Python implementation: CPython
Python version       : 3.7.4
IPython version      : 7.14.0

pandas: 1.2.0



### Load survey snapshot for given date

In [6]:
SELECT_DATE = '2021-02-04'

In [7]:
df_demog = pd.read_parquet(f'/domino/datasets/survey_snapshots_new/{SELECT_DATE}_health_survey.parquet')
print(df_demog.shape)
print('N =', df_demog.user_id.nunique())
print(df_demog.columns)

(1277532, 19)
N = 1273730
Index(['user_id', 'gender', 'age', 'physical_health', 'quality_of_life',
       'general_health', 'mental_health', 'have_children', 'education',
       'relationship_status', 'motivation_for_joining', 'weight',
       'health_challenge', 'zipcode', 'hear_about_achievemint',
       'height_inches', 'race', 'ts', 'bmi'],
      dtype='object')


#### Number of living in the selected zipcodes

In [8]:
(df_demog.zipcode.isin(list_zipcode)).sum()

174945

#### Number of zipcodes that are in survey 

In [9]:
df_demog.zipcode[df_demog.zipcode.isin(list_zipcode)].nunique()

2767

### Age 18 - 64 -- use `groupby` to catch multiple entries per UID

In [10]:
list_uid = list(set(df_demog.query('(age >= 18) & (age <=64) & (zipcode == @list_zipcode)')['user_id']))
print('Age 18-64 & zipcode match, N = ', len(list_uid))

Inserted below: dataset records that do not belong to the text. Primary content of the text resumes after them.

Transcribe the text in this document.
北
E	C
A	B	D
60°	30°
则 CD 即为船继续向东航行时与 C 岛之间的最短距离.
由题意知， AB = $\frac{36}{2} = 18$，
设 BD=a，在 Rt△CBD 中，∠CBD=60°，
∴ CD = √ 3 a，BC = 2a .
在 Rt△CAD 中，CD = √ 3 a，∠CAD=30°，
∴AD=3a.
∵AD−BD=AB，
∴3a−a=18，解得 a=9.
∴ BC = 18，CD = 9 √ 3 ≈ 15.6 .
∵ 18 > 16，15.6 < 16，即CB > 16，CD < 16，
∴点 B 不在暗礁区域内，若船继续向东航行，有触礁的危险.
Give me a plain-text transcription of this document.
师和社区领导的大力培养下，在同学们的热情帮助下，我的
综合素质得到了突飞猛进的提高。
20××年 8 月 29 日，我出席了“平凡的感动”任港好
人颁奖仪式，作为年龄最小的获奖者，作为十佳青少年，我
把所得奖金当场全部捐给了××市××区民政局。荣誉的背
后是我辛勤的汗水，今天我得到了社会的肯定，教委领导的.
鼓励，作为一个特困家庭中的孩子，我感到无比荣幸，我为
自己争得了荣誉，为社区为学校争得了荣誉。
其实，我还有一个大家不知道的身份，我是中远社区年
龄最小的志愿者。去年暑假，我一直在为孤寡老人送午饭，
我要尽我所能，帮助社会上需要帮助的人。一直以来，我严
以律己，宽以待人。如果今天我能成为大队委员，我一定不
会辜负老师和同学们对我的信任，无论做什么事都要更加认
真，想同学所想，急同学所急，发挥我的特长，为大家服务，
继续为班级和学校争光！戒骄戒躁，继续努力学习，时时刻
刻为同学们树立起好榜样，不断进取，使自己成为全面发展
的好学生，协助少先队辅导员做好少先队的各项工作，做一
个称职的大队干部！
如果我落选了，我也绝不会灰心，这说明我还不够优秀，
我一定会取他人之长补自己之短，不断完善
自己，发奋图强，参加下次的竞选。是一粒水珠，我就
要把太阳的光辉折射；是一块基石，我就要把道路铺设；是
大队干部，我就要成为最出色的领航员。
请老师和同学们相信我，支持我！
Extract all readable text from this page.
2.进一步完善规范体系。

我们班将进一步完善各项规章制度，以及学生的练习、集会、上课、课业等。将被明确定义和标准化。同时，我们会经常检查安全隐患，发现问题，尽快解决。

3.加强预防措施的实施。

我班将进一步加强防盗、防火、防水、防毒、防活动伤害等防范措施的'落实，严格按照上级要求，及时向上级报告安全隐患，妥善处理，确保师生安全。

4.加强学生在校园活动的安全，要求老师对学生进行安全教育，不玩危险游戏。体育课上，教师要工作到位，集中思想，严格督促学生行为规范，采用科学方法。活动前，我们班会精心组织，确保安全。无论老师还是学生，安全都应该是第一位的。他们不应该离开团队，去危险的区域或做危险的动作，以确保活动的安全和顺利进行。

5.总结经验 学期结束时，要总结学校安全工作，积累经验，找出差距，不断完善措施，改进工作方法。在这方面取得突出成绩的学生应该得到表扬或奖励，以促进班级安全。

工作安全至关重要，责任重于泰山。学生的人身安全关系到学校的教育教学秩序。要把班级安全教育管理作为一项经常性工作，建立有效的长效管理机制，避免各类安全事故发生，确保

Age 18-64 & zipcode match, N =  172552


In [11]:
### Create random groups of equal size

In [12]:
group = 1 + (pd.Series(range(0,len(list_uid)))).mod(8).sample(n=len(list_uid), random_state=121)
data = pd.DataFrame({'participant_id':list_uid,'group':group})

### Save results to `/mnt/artifacts/results` for later download

In [13]:
data.to_csv('/mnt/results/dsp634_01_centerstone_Master_targeting_list.csv', index=None)

In [14]:
for x in range(8):
    data[data["group"] == x+1]["participant_id"].to_csv(f'/mnt/results/dsp634_01_centerstone_Master_targeting_list_{x}.csv', index=None)

In [15]:
len(list_uid)

172552

In [16]:
len(pd.array(list_uid).unique())

172552